Je ne suis même pas surpris que Sylvain Gariépy, président de l’Ordre des urbanistes du Québec, vienne donner une volée de bois vert aux ministres de l’Environnement, Benoit Charette, et son collègue aux Transports, François Bonnardel : le « 3e lien » est une hérésie, un projet pharaonique qui va à l’encontre de l’avis de tous les experts indépendants.
La densification urbaine serait une mode : la construction d’un tunnel entre Québec et Lévis constituerait un frein à l’étalement urbain selon nos ministres. Mieux : une revitalisation et un rééquilibrage.

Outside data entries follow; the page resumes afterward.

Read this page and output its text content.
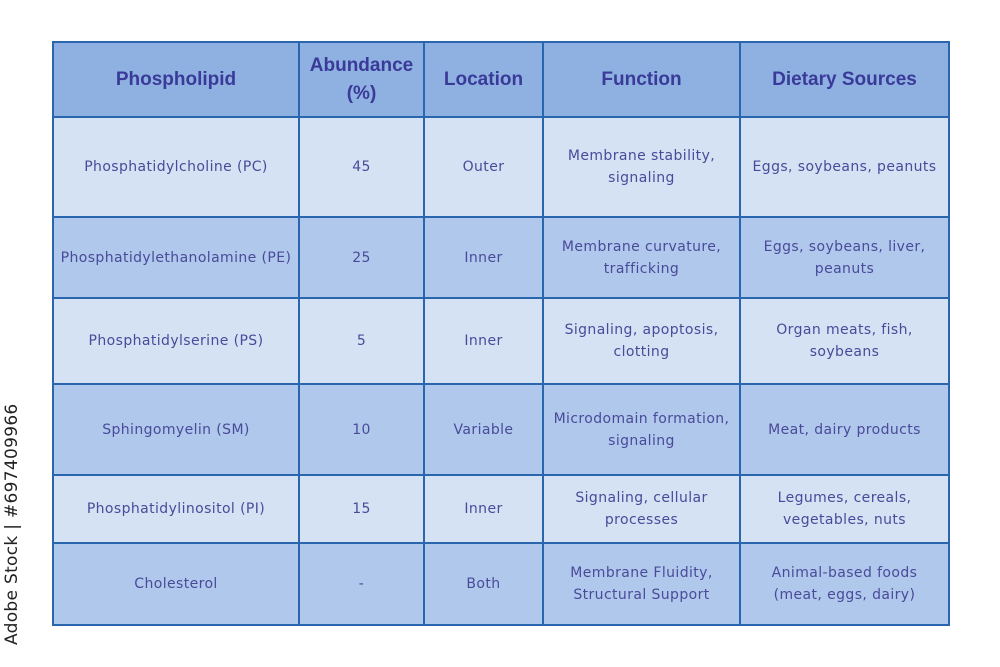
Adobe Stock | #697409966
Phospholipid	Abundance (%)	Location	Function	Dietary Sources
Phosphatidylcholine (PC)	45	Outer	Membrane stability, signaling	Eggs, soybeans, peanuts
Phosphatidylethanolamine (PE)	25	Inner	Membrane curvature, trafficking	Eggs, soybeans, liver, peanuts
Phosphatidylserine (PS)	5	Inner	Signaling, apoptosis, clotting	Organ meats, fish, soybeans
Sphingomyelin (SM)	10	Variable	Microdomain formation, signaling	Meat, dairy products
Phosphatidylinositol (PI)	15	Inner	Signaling, cellular processes	Legumes, cereals, vegetables, nuts
Cholesterol	-	Both	Membrane Fluidity, Structural Support	Animal-based foods (meat, eggs, dairy)
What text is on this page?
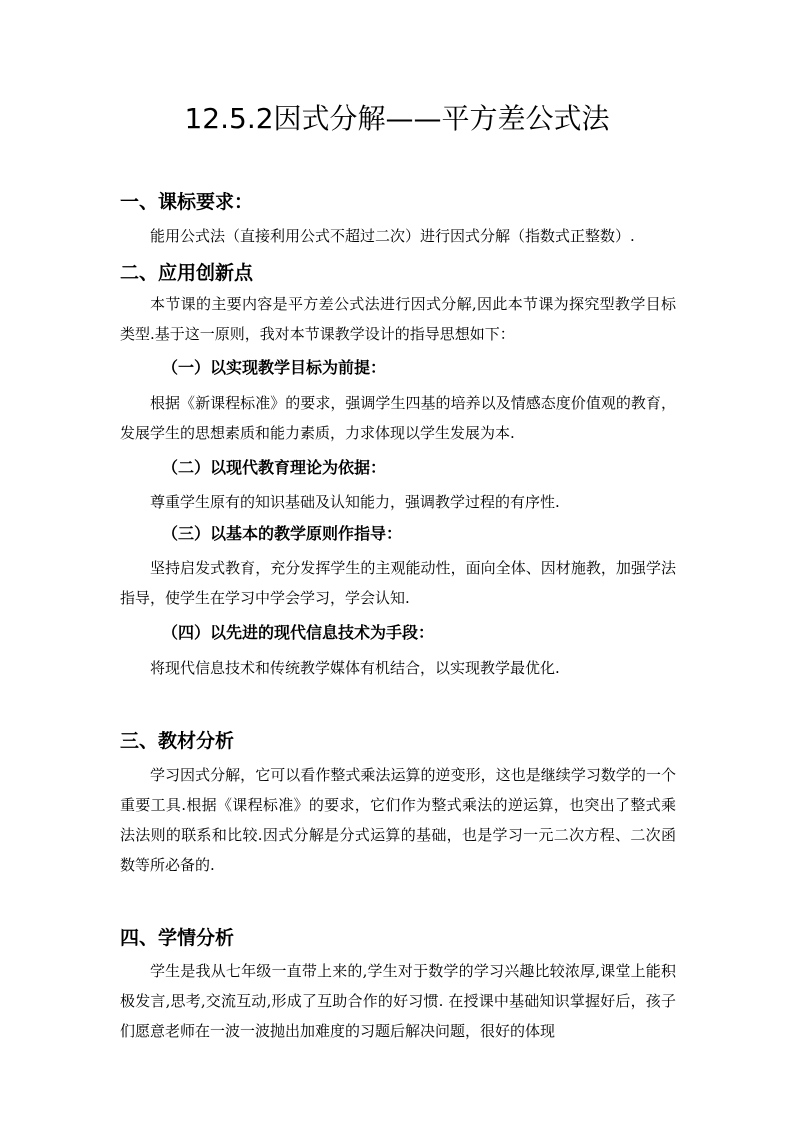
12.5.2因式分解——平方差公式法
一、课标要求：

能用公式法（直接利用公式不超过二次）进行因式分解（指数式正整数）.

二、应用创新点

本节课的主要内容是平方差公式法进行因式分解,因此本节课为探究型教学目标类型.基于这一原则，我对本节课教学设计的指导思想如下：

（一）以实现教学目标为前提：

根据《新课程标准》的要求，强调学生四基的培养以及情感态度价值观的教育，发展学生的思想素质和能力素质，力求体现以学生发展为本.

（二）以现代教育理论为依据：

尊重学生原有的知识基础及认知能力，强调教学过程的有序性.

（三）以基本的教学原则作指导：

坚持启发式教育，充分发挥学生的主观能动性，面向全体、因材施教，加强学法指导，使学生在学习中学会学习，学会认知.

（四）以先进的现代信息技术为手段：

将现代信息技术和传统教学媒体有机结合，以实现教学最优化.

三、教材分析

学习因式分解，它可以看作整式乘法运算的逆变形，这也是继续学习数学的一个重要工具.根据《课程标准》的要求，它们作为整式乘法的逆运算，也突出了整式乘法法则的联系和比较.因式分解是分式运算的基础，也是学习一元二次方程、二次函数等所必备的.

四、学情分析

学生是我从七年级一直带上来的,学生对于数学的学习兴趣比较浓厚,课堂上能积极发言,思考,交流互动,形成了互助合作的好习惯. 在授课中基础知识掌握好后，孩子们愿意老师在一波一波抛出加难度的习题后解决问题，很好的体现
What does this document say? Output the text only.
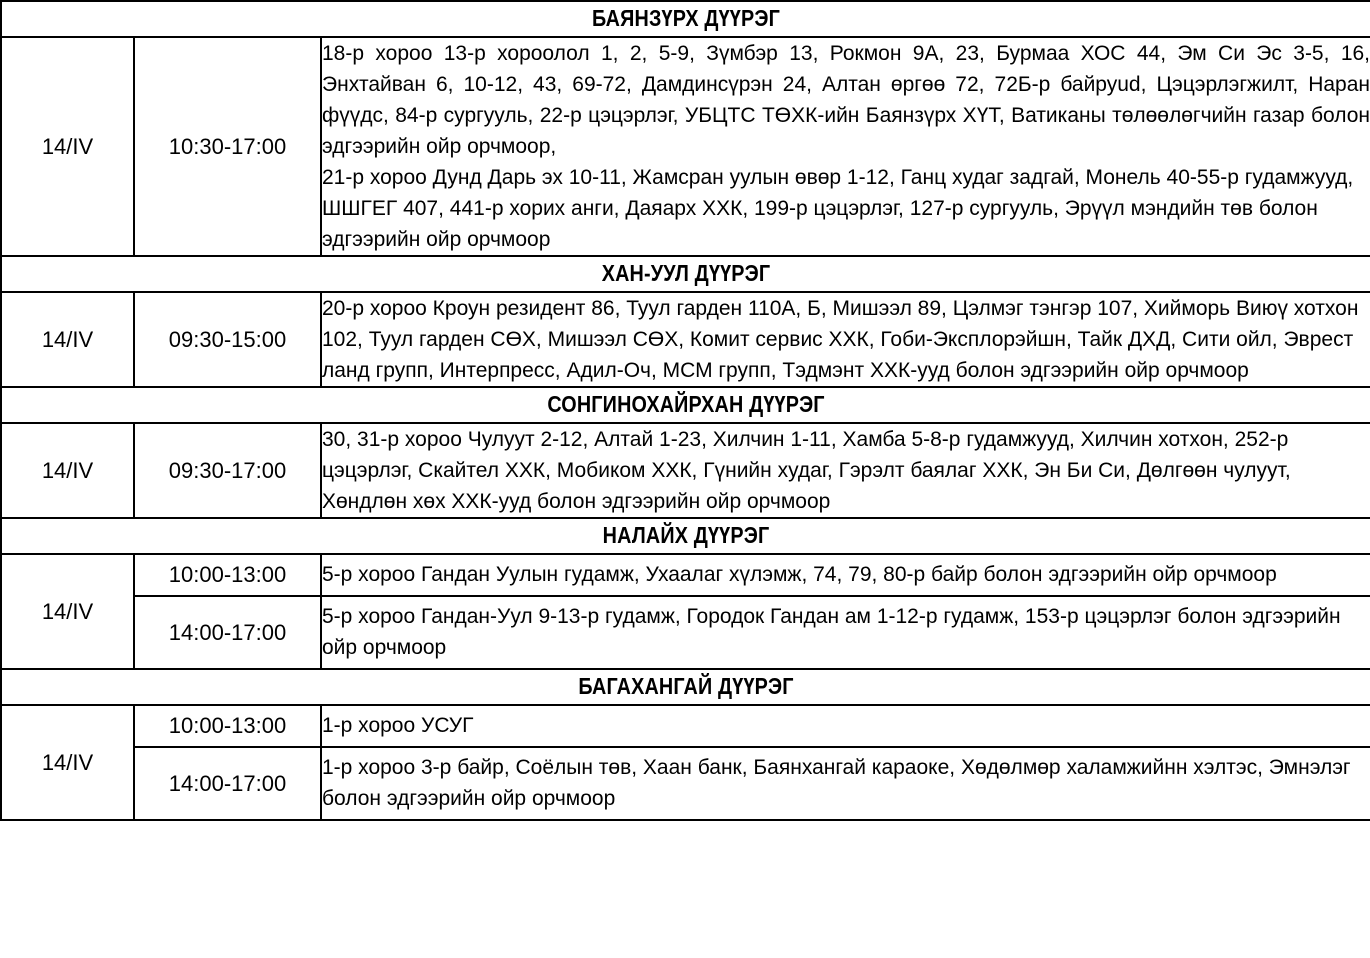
БАЯНЗҮРХ ДҮҮРЭГ		

14/IV	10:30-17:00	18-р хороо 13-р хороолол 1, 2, 5-9, Зүмбэр 13, Рокмон 9А, 23, Бурмаа ХОС 44, Эм Си Эс 3-5, 16, Энхтайван 6, 10-12, 43, 69-72, Дамдинсүрэн 24, Алтан өргөө 72, 72Б-р байруud, Цэцэрлэгжилт, Наран фүүдс, 84-р сургууль, 22-р цэцэрлэг, УБЦТС ТӨХК-ийн Баянзүрх ХҮТ, Ватиканы төлөөлөгчийн газар болон эдгээрийн ойр орчмоор,

21-р хороо Дунд Дарь эх 10-11, Жамсран уулын өвөр 1-12, Ганц худаг задгай, Монель 40-55-р гудамжууд, ШШГЕГ 407, 441-р хорих анги, Даяарх ХХК, 199-р цэцэрлэг, 127-р сургууль, Эрүүл мэндийн төв болон эдгээрийн ойр орчмоор

ХАН-УУЛ ДҮҮРЭГ		

14/IV	09:30-15:00	20-р хороо Кроун резидент 86, Туул гарден 110А, Б, Мишээл 89, Цэлмэг тэнгэр 107, Хийморь Виюү хотхон 102, Туул гарден СӨХ, Мишээл СӨХ, Комит сервис ХХК, Гоби-Эксплорэйшн, Тайк ДХД, Сити ойл, Эврест ланд групп, Интерпресс, Адил-Оч, МСМ групп, Тэдмэнт ХХК-ууд болон эдгээрийн ойр орчмоор

СОНГИНОХАЙРХАН ДҮҮРЭГ		

14/IV	09:30-17:00	30, 31-р хороо Чулуут 2-12, Алтай 1-23, Хилчин 1-11, Хамба 5-8-р гудамжууд, Хилчин хотхон, 252-р цэцэрлэг, Скайтел ХХК, Мобиком ХХК, Гүнийн худаг, Гэрэлт баялаг ХХК, Эн Би Си, Дөлгөөн чулуут, Хөндлөн хөх ХХК-ууд болон эдгээрийн ойр орчмоор

НАЛАЙХ ДҮҮРЭГ		

14/IV	10:00-13:00	5-р хороо Гандан Уулын гудамж, Ухаалаг хүлэмж, 74, 79, 80-р байр болон эдгээрийн ойр орчмоор

	14:00-17:00	5-р хороо Гандан-Уул 9-13-р гудамж, Городок Гандан ам 1-12-р гудамж, 153-р цэцэрлэг болон эдгээрийн ойр орчмоор

БАГАХАНГАЙ ДҮҮРЭГ		

14/IV	10:00-13:00	1-р хороо УСУГ

	14:00-17:00	1-р хороо 3-р байр, Соёлын төв, Хаан банк, Баянхангай караоке, Хөдөлмөр халамжийнн хэлтэс, Эмнэлэг болон эдгээрийн ойр орчмоор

Alors qu’à Sherbrooke on se demandait si l’on devait construire un gratte-ciel de 17 étages devant le Mont-Bellevue pour (prétendument) limiter l’étalement urbain en mettant les gens dans un long tube vertical, à Québec on veut revitaliser l’accès aux villes dortoirs en les entubant horizontalement. Deux fois plutôt qu’une. Le cout importe peu. Semble-t-il.
Quand on sait le nombre d’immeubles de plus de 9 étages construits au cours des dernières années à Sherbrooke (Humano, Vü, Urbano, Well Sud), on se surprend de constater qu’un promoteur se soit vu accorder par la Cour d’appel du Québec en 2020 de ne construire que des six-étages sur le site des Terrasses du golf dont les tours devaient en compter onze dans le projet original. À l’envers de la tendance actuelle.
Dans la course des promoteurs à construire chacun SA tour plus grande que l’autre, SON quartier d’habitations plus grand que l’autre, SA zone commerciale en bordure d’autoroute, on en est venus à oublier de loger NOTRE monde. Et à oublier que ces gens-là doivent se déplacer pour travailler, aller à l’école, se divertir et s’approvisionner. Le plus proche possible.
Dans nos villes, ce sont bien plus les élu.es qui décident de l’urbanisme que les urbanistes eux-mêmes. Ces derniers, en cédant aux élu.es (qui cèdent aux promoteurs depuis longtemps, on va se le dire!), permettent la création de quartiers invivables sans arbres, desservis par des « boulevards à deux voies » planifiés (!) pour être congestionnés dès le départ et sans service de transport en commun décent.
D’ailleurs, on apprenait hier que le gouvernement de la CAQ entend diminuer sa contribution au transport en commun. Après avoir annoncé des subventions à l’achat accéléré d’autobus électriques il y a deux semaines à peine, ça choque. Des coupures sont à prévoir. Ce n’est pas ce que j’entendais par « modérez vos transports » l’autre jour que de couper dans le transport en commun.
La croissance de nos villes devrait répondre prioritairement aux besoins de l’ensemble de la population en logements (notamment abordables), en transport durable et en infrastructures appropriées et non reposer sur la vanité anarchique de quelques-uns qui se résume à « la mienne est plus grosse que la tienne! ».